The main idea is to make cryptography more accessible. Traditionally you need a shared private key that is exchanged out of band in order to safely communicate. With public key cryptography you have a private and public key, and you can send public key over the wire. This makes it easier for two parties that have never met to send secret messages to each other. This is a bigger deal than one might first realize at first. It is truly a revolution from the genesis of cryptography, which was about using a secret key alone to encrypt a message.

It can also be used to sign a message, so Alice can use her private key to sign some message, and then later on sign another message. Bob can then check that the public key is the same and know that someone with possession of Alice’s private key signed both those messages. This is much more robust than handwritten signatures, which as far as I can tell are, in most circumstances, easily forged.
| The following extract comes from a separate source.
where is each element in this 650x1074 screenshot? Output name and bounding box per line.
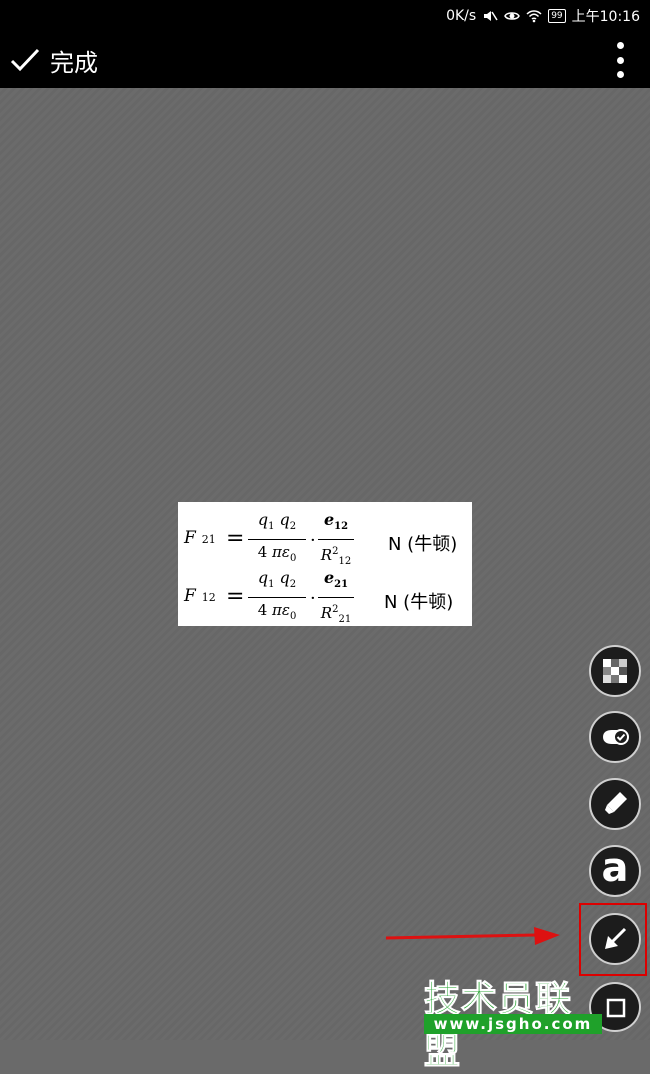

How is this possible? This is possible because we can construct a function that makes it easy to go one way, but very computationally expensive to go the other way. This property can be achieved in several ways. One of the more common ways is to use the fact that it is hard to find a large prime number, but it’s fairly easy to verify that a number is a prime number. It’s more involved than that, but this makes it easy to go from a private key to a public key but very hard to get the private key from the public key. This can be fairly easily quantified and scaled to any desirable difficulty, as far as I understand it.

In hindsight, key management has turned out to be a hard problem regardless. People don’t seem to use private keys individually that much, despite PGP and key servers. There are initiatives like Keybase, but they don’t see a lot of wide adoptation.